Heather Reynolds wonders if the SU showing first years a video about consent is enough.
Consent workshops are becoming a staple aspect of student orientation on campus, with major universities such as Trinity College Dublin, Dublin City University, and Oxford University in England making them a sizeable aspect of their orientation timetable. Trinity has faced such a high demand for these workshops that they have had to plan more for students who were unable to attend the previous batch. So why is it that while other colleges have such a high demand for consent workshops, UCD has cancelled theirs, opting instead to show a three-minute video during another aspect of their orientation programme?
UCD students’ union cancelled their consent workshops in February 2017, citing a lack of interest and a marked under-attendance from students, however this has not been a deterent for other universities. Oxford continues to hold regular workshops throughout orientation, even though attendance can fall as low as three people per workshop. As well as this, Trinity has seen an uptick in attendance this year, with up to 93 people attending one of their workshops, even though they are about as mandatory as the scarf ceremony is in UCD. Considering that other universities hold these workshops regardless of attendance rates, and local universities are seeing an increased interest in these workshops, it seems odd that UCD has downsized their attempts to talk about consent on campus.
That is not to say that UCD is doing nothing. The video shown at orientation, Tea and Consent by Blue Seat Studios, is a highly informative video with a clear message, despite its short run time. However, there are many topics that are discussed in larger workshops that this video does not address, such as consent within an established relationship, or how alcohol can impede decision-making. It also does not discuss other circumstances that can affect someone’s ability to consent, such as large age differences or power imbalances.

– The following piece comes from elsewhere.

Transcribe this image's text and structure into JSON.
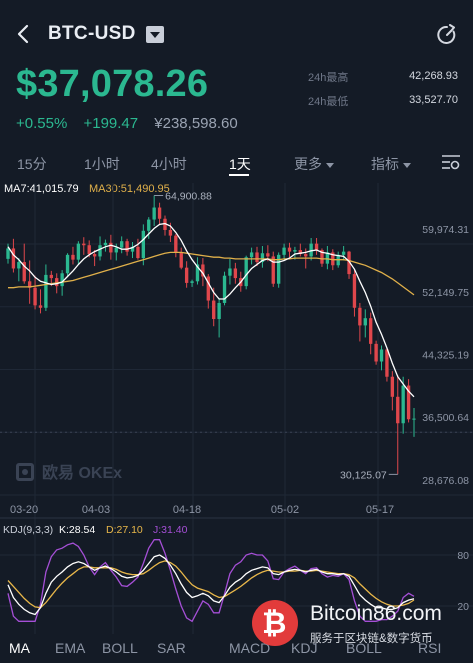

These situations are too complex to discuss in a three minute long video, but they are necessary discussions to have, which is why larger workshops have been rolled out on so many campuses.
Other universities hold [consent] workshops regardless of attendance rates
These discussions are necessary for many reasons, and should be had in all learning environments from an early age, which, coincidentally, Blue Seat Studios also has a video for. According to a USI study carried out in 2013, almost 20% of Irish female students have had unwanted sexual experiences whilst in their current educational institution. This makes it particularly important we have this discussion within universities and their campuses. However, in university, where basically everything you do is optional to a certain degree, it can be near impossible to get students to attend them, with many believing they know it all already. This lack of interest and assumption of knowledge is what led to UCD cancelling their workshops.
Trinity College increased their intake by giving each hall in their accommodation a set time to attend a workshop and by advertising the workshops heavily, using flyers to promote the classes, and timetables in each residence kitchen. They reached 200 students in the first day of workshops, in comparison to 400 over the full week last year. Workshop coordinators also linked an increase in public discussion to their increased attendance. In comparison to Trinity’s highly publicised classes, many in UCD were not aware of the classes’ existence until after they had ended.
Many in UCD were not aware of the classes’ existence until after they had ended
The SU’s main issue with continuation of the workshops, aside from an underwhelming turnout, was the financial cost. Consent workshops for the 15/16 and 16/17 academic year cost the SU €1,800, with no financial assistance from the university, despite said assistance being promised when the workshops were first introduced. However, the SU have not released their accounts to the public since 2014, so this figure is difficult to confirm, and is difficult to take seriously, considering recent events.
Consent is a difficult discussion to have on campus, but it is an important one, and with more campuses every year joining the discussion, UCD’s choice to cancel their workshops is leaving its students behind the curve. DIT, WIT, Queens University Belfast and NUIG all expanded their consent workshops this year, leaving UCD as the only college to downsize their engagement with students on the issue of consent. This only further indicates that this decision is a firm step backwards.